How about a ‘newbie’ flag that invisibly (to us) invites a moderator to check the tenor of a new user for their first five or so posts? It could be called ‘Presumed Innocent’
How many comments a day get flagged on BoingBoing? What level of new comment inspection would be reasonable?
I would vote for a full day wait between sign-up and commenting. If contributing to discussions on BoingBoing is something you’re interested in, waiting a day would be no big deal. If you absofuckinglutely have create an account to jump on this thread rightthisfuckinminute that’s proof positive you don’t really need to comment and that you’re not really that interested in being part of the community.
I can only speak for myself here, but if my one best post on BoingBoing comment threads ever was prevented from happening, it would not be an even vaguely noticeable loss, even to me. I miss chances to post clever (or, very, very rarely, informative) posts routinely because I don’t have time or am just picking up on an post long after it was published, and it’s fine. More will come along.
I guess. I’m sure I read a million BoingBoing threads without signing up, then probably posted within a minute of signing up for the first time. So 1) I’d show up in your metrics as not reading any threads before commenting and 2) I’d contribute to a metric for sign-up to first post that really wasn’t all that important to me.
I was just having a discussion in a private forum that relates to this.
Our process there is that there are only certain sections that can be read in the beginning. Then, once someone has posted in one of those general topics, they graduate to being able to read and post in more topics. And then there are sections of the forum that remain off-limits until one had posted at least 25 “substantive” posts and then asked to be promoted.
Privacy is an issue there, which adds to the layers, but I think it’s a useful example.
Maybe they get to comment, and it’s invisible to most users until a Regular or higher likes or otherwise clears the invisible flag? That sounds like a lot of work though.
Maybe they get to make one comment on day one, and eventually as many as they like?
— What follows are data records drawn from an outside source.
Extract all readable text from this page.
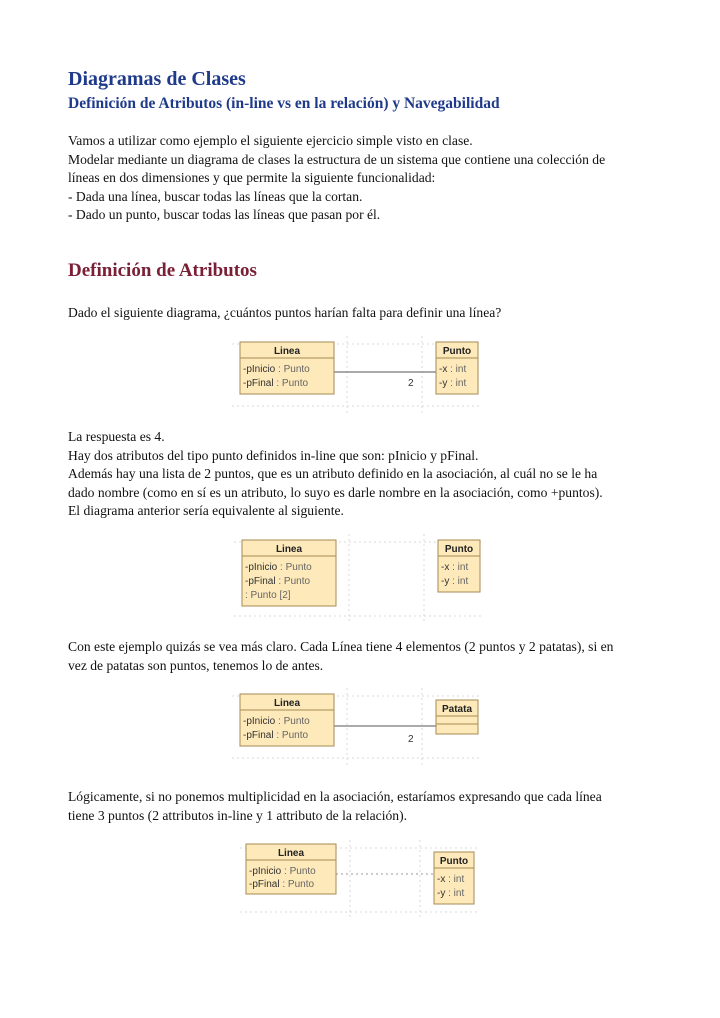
Diagramas de Clases
Definición de Atributos (in-line vs en la relación) y Navegabilidad
Vamos a utilizar como ejemplo el siguiente ejercicio simple visto en clase.
Modelar mediante un diagrama de clases la estructura de un sistema que contiene una colección de
líneas en dos dimensiones y que permite la siguiente funcionalidad:
- Dada una línea, buscar todas las líneas que la cortan.
- Dado un punto, buscar todas las líneas que pasan por él.
Definición de Atributos
Dado el siguiente diagrama, ¿cuántos puntos harían falta para definir una línea?
2
Linea
-pInicio : Punto
-pFinal : Punto
Punto
-x : int
-y : int
La respuesta es 4.
Hay dos atributos del tipo punto definidos in-line que son: pInicio y pFinal.
Además hay una lista de 2 puntos, que es un atributo definido en la asociación, al cuál no se le ha
dado nombre (como en sí es un atributo, lo suyo es darle nombre en la asociación, como +puntos).
El diagrama anterior sería equivalente al siguiente.
Linea
-pInicio : Punto
-pFinal : Punto
: Punto [2]
Punto
-x : int
-y : int
Con este ejemplo quizás se vea más claro. Cada Línea tiene 4 elementos (2 puntos y 2 patatas), si en
vez de patatas son puntos, tenemos lo de antes.
2
Linea
-pInicio : Punto
-pFinal : Punto
Patata
Lógicamente, si no ponemos multiplicidad en la asociación, estaríamos expresando que cada línea
tiene 3 puntos (2 attributos in-line y 1 attributo de la relación).
Linea
-pInicio : Punto
-pFinal : Punto
Punto
-x : int
-y : int
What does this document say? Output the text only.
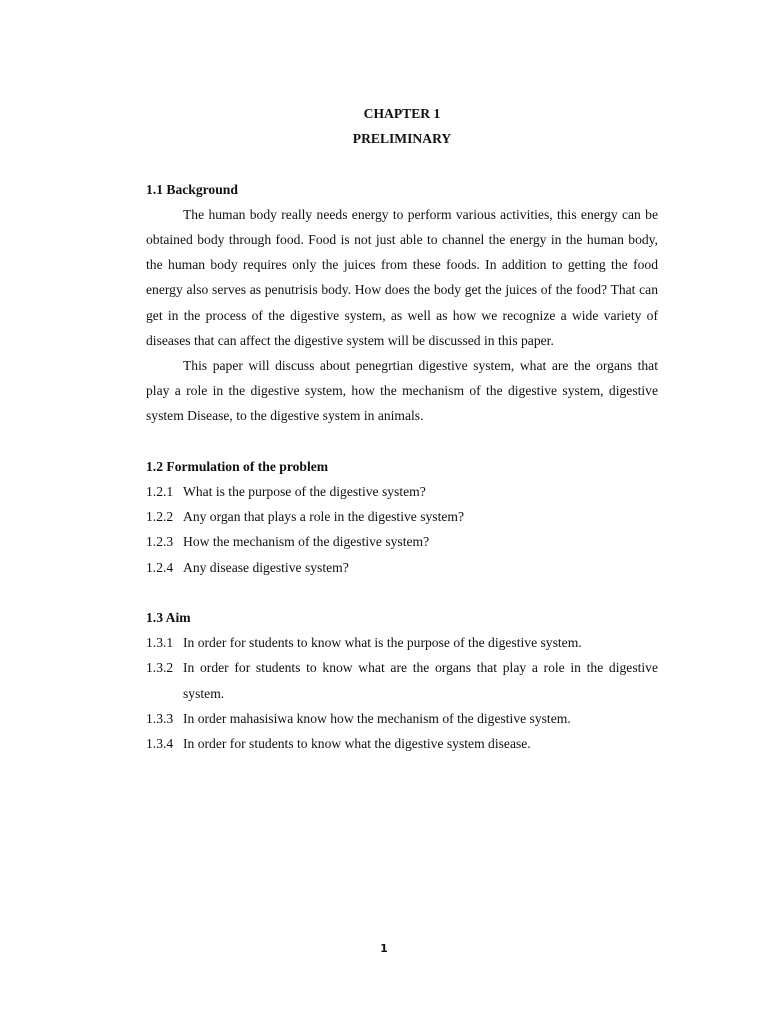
CHAPTER 1

PRELIMINARY

1.1 Background

The human body really needs energy to perform various activities, this energy can be obtained body through food. Food is not just able to channel the energy in the human body, the human body requires only the juices from these foods. In addition to getting the food energy also serves as penutrisis body. How does the body get the juices of the food? That can get in the process of the digestive system, as well as how we recognize a wide variety of diseases that can affect the digestive system will be discussed in this paper.

This paper will discuss about penegrtian digestive system, what are the organs that play a role in the digestive system, how the mechanism of the digestive system, digestive system Disease, to the digestive system in animals.

1.2 Formulation of the problem

1.2.1 What is the purpose of the digestive system?
1.2.2 Any organ that plays a role in the digestive system?
1.2.3 How the mechanism of the digestive system?
1.2.4 Any disease digestive system?

1.3 Aim

1.3.1 In order for students to know what is the purpose of the digestive system.
1.3.2 In order for students to know what are the organs that play a role in the digestive system.
1.3.3 In order mahasisiwa know how the mechanism of the digestive system.
1.3.4 In order for students to know what the digestive system disease.
1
If that one comment draws flags because it is out of line, the one comment can be looked at and then the new user approved or denied? I think this helps retain the babies while disposing carefully of the bathwater.
I got my start as one of those frothy-mouthed new commenters, diatribing on one of my pet-topics. I think it was something about “Friendzone-ing” where I came screaming in to claim I was a “nice guy” and was sure that the women taking advantage of me by employing the “friendzone” was totally a thing.
I’m pretty sure it was @marilove or someone just as passionate as her, who beat me over the head with the logic stick, pointing out that I was being an asshole and wasn’t practicing critical thinking well.
Needless to say, it really smarted, and I felt wounded for a time. But eventually, I did research, I talked with people IRL, I re-read what that commenter who eviscerated me posted, and I figured out that I was actually the one who was wrong.
So, what I’m trying to get at is: Sometimes people can come in looking just like a vile troll, but we do have the ability to change sometimes. I’m really glad I was given a chance at least to have that beat-down. I really needed it. It made me a better person.